Within 10 days of a ceremony, civil union officiants must return the completed license for it to be certified and recorded by the county clerk.

"The struggle for civil union was long fought and hard won," Bernard Cherkasov of Equality Illinois said in an interview with Xinhua. "People have been in relationships for such a long time" and are eagerly anticipating the civil union to begin, he added.

But obviously not everyone is pleased with the legislation. Speaking to Xinhua, David E. Smith of the Illinois Family Institute described it as "radical."

In a separate statement, Smith said the passage of civil union for same-sex couples "is a tragic attempt by radical forces to advance a political agenda."

"Unfortunately, this social experiment will have a ripple effect on our culture that will touch every American and, most tragically, our children," said Smith, whose group is working to gather signatures to force a ballot initiative to define marriage as between a man and a woman.

"The state has no compelling interest in legally recognizing homosexual relationships," he contended.

Chicago's influential Catholic Church also opposed the law. Cardinal Francis George of the Chicago Archdiocese said: "No one has the right to change the nature of marriage."

"The public understanding of marriage will be negatively affected by passage of a bill that ignores the natural fact that sexual complementarity is at the core of marriage," he noted.

For Francis Britanico and Robert Montecalma, the bill's signing means they will no longer have to worry about issues such as medical decisions and insurance benefits.

The two nurses have been together for four years and they live in the Chicago suburb of Skokie.

"I'm glad," Montecalma said. "Finally in Illinois, they recognize gay couples."

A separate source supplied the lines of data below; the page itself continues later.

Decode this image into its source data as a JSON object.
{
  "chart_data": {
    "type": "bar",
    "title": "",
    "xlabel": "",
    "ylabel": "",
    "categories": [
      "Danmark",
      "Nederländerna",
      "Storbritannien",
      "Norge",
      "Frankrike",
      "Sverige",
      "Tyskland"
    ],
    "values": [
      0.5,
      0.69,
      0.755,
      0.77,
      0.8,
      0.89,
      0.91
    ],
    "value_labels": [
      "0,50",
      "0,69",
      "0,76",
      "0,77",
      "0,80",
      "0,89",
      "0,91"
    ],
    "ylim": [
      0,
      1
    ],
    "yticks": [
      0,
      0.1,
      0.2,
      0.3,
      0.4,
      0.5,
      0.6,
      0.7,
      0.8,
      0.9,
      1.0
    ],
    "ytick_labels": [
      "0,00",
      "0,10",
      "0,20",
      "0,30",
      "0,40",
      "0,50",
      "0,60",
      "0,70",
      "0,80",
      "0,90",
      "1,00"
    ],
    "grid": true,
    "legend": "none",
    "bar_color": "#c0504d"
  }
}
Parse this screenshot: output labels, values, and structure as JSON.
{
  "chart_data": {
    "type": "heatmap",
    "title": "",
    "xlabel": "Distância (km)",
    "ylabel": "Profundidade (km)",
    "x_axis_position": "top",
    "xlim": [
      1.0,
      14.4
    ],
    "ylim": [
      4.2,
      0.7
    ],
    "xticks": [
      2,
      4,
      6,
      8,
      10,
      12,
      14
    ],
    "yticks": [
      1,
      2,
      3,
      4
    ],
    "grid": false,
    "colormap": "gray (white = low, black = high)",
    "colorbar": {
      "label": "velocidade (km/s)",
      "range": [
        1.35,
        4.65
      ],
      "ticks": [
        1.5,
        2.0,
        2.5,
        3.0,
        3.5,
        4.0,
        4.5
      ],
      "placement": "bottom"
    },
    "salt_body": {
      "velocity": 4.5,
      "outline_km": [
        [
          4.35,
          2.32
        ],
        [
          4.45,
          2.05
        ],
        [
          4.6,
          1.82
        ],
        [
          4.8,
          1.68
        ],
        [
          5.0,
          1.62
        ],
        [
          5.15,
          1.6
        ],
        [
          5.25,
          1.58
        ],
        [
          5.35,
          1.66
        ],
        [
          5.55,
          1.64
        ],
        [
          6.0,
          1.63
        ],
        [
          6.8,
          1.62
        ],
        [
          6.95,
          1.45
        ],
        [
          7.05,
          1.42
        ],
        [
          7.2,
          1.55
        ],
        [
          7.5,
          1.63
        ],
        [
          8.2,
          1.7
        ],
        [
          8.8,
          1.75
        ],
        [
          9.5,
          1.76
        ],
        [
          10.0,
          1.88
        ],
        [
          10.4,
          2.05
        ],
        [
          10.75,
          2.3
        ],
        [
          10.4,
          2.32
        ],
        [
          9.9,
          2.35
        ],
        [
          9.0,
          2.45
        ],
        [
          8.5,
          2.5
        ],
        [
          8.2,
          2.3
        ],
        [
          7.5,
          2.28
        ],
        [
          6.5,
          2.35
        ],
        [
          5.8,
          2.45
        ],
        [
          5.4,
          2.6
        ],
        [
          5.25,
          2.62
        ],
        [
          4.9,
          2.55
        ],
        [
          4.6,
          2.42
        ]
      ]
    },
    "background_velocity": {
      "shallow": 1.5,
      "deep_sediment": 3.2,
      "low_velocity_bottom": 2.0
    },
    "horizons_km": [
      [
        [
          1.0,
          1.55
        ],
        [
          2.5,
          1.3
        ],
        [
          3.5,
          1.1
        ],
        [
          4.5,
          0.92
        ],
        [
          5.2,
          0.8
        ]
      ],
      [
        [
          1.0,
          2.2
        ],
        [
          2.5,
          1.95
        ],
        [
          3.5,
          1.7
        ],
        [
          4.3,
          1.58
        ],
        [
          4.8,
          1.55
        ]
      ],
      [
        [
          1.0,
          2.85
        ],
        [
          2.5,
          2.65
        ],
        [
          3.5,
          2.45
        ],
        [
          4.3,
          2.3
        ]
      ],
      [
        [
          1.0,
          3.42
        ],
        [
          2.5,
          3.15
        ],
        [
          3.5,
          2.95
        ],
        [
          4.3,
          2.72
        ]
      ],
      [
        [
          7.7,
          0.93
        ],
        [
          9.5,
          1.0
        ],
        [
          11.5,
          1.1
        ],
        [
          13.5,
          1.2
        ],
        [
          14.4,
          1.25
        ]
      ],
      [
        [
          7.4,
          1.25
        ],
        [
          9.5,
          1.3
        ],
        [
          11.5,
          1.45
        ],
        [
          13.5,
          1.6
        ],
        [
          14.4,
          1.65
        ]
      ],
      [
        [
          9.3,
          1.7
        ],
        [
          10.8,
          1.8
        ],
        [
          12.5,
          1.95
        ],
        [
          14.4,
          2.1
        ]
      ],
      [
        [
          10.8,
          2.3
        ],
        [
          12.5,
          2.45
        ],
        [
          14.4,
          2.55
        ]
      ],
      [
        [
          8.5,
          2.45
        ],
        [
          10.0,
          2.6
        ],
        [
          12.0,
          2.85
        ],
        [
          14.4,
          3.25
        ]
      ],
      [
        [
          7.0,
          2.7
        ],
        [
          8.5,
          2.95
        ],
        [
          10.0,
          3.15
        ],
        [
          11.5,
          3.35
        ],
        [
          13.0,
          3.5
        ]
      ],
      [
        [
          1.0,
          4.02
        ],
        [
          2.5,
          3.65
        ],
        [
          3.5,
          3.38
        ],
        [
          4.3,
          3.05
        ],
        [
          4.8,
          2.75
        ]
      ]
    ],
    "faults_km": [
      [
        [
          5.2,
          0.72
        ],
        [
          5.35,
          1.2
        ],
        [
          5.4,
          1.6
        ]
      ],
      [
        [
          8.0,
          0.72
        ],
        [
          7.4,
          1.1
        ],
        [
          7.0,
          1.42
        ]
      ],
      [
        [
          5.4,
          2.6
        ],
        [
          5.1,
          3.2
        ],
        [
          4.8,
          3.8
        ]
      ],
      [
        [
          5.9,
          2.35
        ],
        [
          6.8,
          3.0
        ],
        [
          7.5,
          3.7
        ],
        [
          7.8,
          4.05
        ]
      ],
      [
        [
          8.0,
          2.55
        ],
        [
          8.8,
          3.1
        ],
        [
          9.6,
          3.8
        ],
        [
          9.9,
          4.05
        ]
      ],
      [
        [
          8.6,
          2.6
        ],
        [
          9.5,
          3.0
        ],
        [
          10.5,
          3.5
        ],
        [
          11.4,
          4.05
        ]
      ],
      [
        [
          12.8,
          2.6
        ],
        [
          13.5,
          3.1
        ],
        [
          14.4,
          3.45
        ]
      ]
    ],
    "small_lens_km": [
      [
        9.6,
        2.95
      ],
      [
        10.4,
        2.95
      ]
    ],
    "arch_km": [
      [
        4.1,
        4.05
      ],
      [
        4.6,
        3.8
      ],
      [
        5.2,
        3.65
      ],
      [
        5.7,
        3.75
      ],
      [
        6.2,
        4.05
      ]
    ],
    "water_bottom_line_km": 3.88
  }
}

Carla Shaw and Karen Behen have been together for 19 years. They live in Decatur, Illinois.

"We're very excited," Shaw said. "We've been together 19 years and this is something that we've been hoping to see in our lifetime."

The law, titled Illinois Religious Freedom Protection and Civil Union Act, gives partners the right to hospital visitation and insurance coverage. It also gives partners the right to dispose of property in case of incapacity or death.

At the same time, the law gives protection to religious institutions to define marriage, without forcing them to recognize same-sex unions or to solemnize such unions.

Those who are qualified to get a civil union license must be at least 18 years old and should not be related to one another. Applicants must present proper identification and pay a fee of 35 U.S. dollars.

According to the clerk's office, couples who are already registered as domestic partners in Cook County will receive a 20- dollar discount, and their domestic partnership "will be automatically dissolved" in lieu of the civil union.

Connecticut, Iowa, Massachusetts, New Hampshire and Vermont give same-sex couples the legal right to marry. Illinois will join several other states that permit those couples either civil union or domestic partnership status.